> Dorianne Laux, Ce que nous portons

Dorianne Laux, Ce que nous portons

Par |2018-10-18T09:44:36+00:00 5 janvier 2015|Catégories : Critiques|

 

Ce que nous por­tons ? De la nos­tal­gie, des regrets, des envies, des par­fums de bon­heur, des cha­grins enfouis… « Quelque soit le cha­grin, son poids/​nous sommes obli­gés de le por­ter ». Il faut lire Dorianne Laux  pour s’en convaincre  – s’il en était besoin.

L’auteure amé­ri­caine (Caroline du Nord) nous livre des tranches de vie à l’état brut dans un recueil de poé­sie aux allures de jour­nal intime. Ses textes, pétris de sen­si­bi­li­té et  de sen­sua­li­té, nous arrivent en pleine figure.  Bruts de décof­frage, comme l’on dit. Peu ou pas de recherches for­melles dans les poèmes qu’elle nous livre ici en pâture. On croit lire de la prose mais, en réa­li­té, on en est assez loin. Car sous les faits  les plus ano­dins qu’elle nous relate, elle fait sur­gir cette part d’imaginaire  qui trans­porte le lec­teur ailleurs. « Le vrai mys­tère du monde est le visible », disait Oscar Wilde que Dorianne Laux cite en exergue de l’un de ses poèmes.

C’est bien ce visible que le poète remet sans cesses sur le métier. Il peut prendre les cou­leurs d’une sta­tion-ser­vice, d’un arrêt de bus, d’un bar loin du monde, d’une rue pas­sante… Nous sommes, ici, de plain pied dans le vrai monde. Dans la « vraie vie », sou­vent celle de notre corps et de nos dési­rs.

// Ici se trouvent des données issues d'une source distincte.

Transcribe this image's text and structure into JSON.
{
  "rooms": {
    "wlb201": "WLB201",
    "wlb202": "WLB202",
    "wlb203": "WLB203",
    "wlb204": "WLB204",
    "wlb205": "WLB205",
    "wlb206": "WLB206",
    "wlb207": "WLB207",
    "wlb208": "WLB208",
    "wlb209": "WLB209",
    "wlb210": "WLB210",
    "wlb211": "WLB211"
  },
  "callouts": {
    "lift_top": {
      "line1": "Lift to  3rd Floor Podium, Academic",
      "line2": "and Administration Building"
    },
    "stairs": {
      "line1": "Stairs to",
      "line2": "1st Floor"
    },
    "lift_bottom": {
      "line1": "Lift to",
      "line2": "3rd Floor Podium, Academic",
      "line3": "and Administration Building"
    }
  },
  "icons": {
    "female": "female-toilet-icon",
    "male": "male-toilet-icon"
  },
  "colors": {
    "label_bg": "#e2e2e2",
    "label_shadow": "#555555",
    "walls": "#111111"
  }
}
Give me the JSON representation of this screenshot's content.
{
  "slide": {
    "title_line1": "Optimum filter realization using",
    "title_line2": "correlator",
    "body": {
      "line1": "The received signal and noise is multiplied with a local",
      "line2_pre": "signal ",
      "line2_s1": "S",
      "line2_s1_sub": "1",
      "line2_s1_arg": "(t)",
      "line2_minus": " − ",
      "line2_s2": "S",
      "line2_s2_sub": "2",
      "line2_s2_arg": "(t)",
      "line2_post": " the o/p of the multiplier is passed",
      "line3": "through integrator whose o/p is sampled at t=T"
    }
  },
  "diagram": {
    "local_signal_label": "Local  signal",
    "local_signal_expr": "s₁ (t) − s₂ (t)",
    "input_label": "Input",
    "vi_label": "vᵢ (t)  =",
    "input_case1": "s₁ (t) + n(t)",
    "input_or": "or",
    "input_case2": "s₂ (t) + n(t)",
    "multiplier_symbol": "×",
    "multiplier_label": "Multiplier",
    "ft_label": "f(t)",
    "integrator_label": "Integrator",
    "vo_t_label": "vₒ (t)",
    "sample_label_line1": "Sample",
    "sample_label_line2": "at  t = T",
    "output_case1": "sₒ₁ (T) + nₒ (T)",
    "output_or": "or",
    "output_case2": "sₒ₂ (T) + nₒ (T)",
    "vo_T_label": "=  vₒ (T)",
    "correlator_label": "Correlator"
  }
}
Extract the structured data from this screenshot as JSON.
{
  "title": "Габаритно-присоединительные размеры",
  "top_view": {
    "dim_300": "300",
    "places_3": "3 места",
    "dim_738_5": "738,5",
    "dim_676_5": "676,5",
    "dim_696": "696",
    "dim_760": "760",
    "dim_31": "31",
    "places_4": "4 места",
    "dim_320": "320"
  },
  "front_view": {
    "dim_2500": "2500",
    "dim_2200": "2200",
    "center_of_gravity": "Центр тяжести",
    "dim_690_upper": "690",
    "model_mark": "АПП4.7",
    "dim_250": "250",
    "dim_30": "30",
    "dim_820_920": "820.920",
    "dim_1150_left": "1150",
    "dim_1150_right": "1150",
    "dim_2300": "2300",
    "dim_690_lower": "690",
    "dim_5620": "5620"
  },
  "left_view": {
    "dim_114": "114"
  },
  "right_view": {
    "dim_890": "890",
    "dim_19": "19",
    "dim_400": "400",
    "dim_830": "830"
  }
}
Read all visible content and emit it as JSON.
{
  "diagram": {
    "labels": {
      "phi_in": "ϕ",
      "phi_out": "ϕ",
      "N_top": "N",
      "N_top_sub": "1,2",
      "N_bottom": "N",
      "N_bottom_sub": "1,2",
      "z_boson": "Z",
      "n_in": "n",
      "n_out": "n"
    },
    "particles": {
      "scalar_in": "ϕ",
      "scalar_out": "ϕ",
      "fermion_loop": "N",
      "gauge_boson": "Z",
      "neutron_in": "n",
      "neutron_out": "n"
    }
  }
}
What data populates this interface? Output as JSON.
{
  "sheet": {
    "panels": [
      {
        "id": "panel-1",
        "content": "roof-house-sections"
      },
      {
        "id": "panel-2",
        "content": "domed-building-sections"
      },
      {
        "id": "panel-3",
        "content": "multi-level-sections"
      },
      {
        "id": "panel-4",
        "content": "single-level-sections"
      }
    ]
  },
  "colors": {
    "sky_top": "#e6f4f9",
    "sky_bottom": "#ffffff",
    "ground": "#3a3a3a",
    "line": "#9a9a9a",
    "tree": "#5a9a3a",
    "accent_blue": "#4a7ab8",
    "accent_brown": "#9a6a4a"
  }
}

Celle, aus­si,  de nos angoisses fon­cières. « Si on me don­nait les cendres de mon père/qu’en ferais-je ? » s’interroge Dorianne Laux reve­nant de la cré­ma­tion du père d’un ami.

De sa famille et l’enfant qu’elle fut, il est aus­si beau­coup ques­tion. « J’ai douze ans, deux pièces d’argent chantent/​dans le creux de ma paume ». De sa mère aimante, elle dresse un por­trait tou­chant. « Ma mère cui­si­nait avec du lard qu’elle conservait/​dans des boîtes de café sous l’évier de la cui­sine ». Cette mère jouait aus­si du pia­no. « Mon enfance fut illu­mi­née de mots tels que arpeggio/​ses doigts glis­sant de la touche noire d’un dièse/​à celle, blanche, d’une note ordi­naire ».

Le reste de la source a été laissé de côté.